Industrial leaders in the UK including the Confederation of British Industry, British Airways, Virgin Atlantic and airport operator BAA have today (22 November) collectively voiced strong support for a third runway at London Heathrow after the Government initiated a public consultation on the issue.
BAA chief executive Stephen Nelson says the plans his company are putting forward for consultation are much the same as they were two years ago: they include a 2,200m runway on Heathrow’s northern side, located parallel to the two existing runways, expanding the airport boundary considerably, and the addition of a new terminal in the airport’s north side.
The future of London's Heathrow
If the industry was to receive everything it is proposing, with no restrictions, Heathrow’s capacity would be expanded from the present Government-capped 480,000 air transport movements per year to 702,000.
Heathrow’s current runways are operating at 99% of capacity, according to British Airways chief Willie Walsh, who spoke during a joint briefing at the London stock exchange today.

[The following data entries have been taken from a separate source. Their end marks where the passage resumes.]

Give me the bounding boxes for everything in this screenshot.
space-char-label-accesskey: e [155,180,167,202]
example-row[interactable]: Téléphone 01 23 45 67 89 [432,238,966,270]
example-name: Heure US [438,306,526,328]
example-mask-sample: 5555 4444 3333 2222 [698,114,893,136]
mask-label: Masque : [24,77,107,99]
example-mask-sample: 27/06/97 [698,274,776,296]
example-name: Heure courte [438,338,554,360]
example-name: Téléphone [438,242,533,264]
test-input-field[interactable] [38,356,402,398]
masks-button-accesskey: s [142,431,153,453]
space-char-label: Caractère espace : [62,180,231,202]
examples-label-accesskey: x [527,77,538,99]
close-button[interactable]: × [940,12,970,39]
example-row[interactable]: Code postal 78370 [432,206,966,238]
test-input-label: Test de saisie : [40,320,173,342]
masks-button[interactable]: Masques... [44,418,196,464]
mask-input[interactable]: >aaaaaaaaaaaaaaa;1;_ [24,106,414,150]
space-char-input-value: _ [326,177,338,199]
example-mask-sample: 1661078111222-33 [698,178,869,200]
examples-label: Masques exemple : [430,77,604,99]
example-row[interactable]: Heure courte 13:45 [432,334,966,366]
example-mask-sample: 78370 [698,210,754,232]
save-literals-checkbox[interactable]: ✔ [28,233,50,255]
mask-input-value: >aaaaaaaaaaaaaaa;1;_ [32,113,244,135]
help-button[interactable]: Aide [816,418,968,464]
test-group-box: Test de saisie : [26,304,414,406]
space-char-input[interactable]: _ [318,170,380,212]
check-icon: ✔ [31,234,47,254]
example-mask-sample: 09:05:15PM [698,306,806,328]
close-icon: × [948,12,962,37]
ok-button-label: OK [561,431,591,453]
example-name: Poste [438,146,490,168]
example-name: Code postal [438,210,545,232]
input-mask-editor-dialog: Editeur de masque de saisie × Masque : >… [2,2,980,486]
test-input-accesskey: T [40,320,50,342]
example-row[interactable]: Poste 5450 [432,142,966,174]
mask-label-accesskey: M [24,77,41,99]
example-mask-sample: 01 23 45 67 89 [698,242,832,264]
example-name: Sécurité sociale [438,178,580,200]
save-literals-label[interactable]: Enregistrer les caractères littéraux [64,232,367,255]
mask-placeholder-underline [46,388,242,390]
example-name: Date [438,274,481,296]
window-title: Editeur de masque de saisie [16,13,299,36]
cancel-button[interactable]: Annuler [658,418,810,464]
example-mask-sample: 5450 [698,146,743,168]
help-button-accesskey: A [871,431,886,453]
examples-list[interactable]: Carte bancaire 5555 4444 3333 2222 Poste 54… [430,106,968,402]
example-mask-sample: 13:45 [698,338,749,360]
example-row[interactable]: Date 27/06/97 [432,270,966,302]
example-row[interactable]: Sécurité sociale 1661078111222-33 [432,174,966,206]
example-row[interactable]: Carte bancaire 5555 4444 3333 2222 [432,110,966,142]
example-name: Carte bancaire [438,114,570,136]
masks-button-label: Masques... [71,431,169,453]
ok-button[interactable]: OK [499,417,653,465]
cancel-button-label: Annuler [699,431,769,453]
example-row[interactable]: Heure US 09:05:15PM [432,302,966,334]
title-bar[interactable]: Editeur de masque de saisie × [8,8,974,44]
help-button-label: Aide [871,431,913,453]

This leads to flight cancellations whenever strong winds or poor visibility affect the airport, and is already driving business away from UK, he says.
The fact that the new runway, if approved, would not be operating until 2020 means the decision will come far later than it should have done, says CBI director general Richard Lambert. But he insists that hope of future improvement in Heathrow’s operational efficiency will encourage global businesses to keep their major operations in London and the UK southeast.
Southeastern UK needs two more runways, according to a Government study into UK aviation infrastructure begun in 2000, one at Heathrow and the other at London Stansted.
A close-up of the new terminal and runway
Virgin Atlantic chief executive Steve Ridgway said during today’s briefing that capping Heathrow “isn’t green”. He says: “It just shifts business to our competitors.”
Paris Charles de Gaulle and Amsterdam Schiphol already have more runways than Heathrow despite handling fewer passengers, and these cities stand to gain from continued Heathrow restrictions.
BAA hopes to gain approval for mixed-mode operation – enabling departures and arrivals to be performed on the same runway – which could potentially allow Heathrow to perform 540,000 annual air traffic movements.
Chief executive Nelson says he does not see that maximum being achieved before 2015, but permission to operate mixed-mode, even without a lifting of the movement cap, would give the airport “resilience” and provide a capacity margin.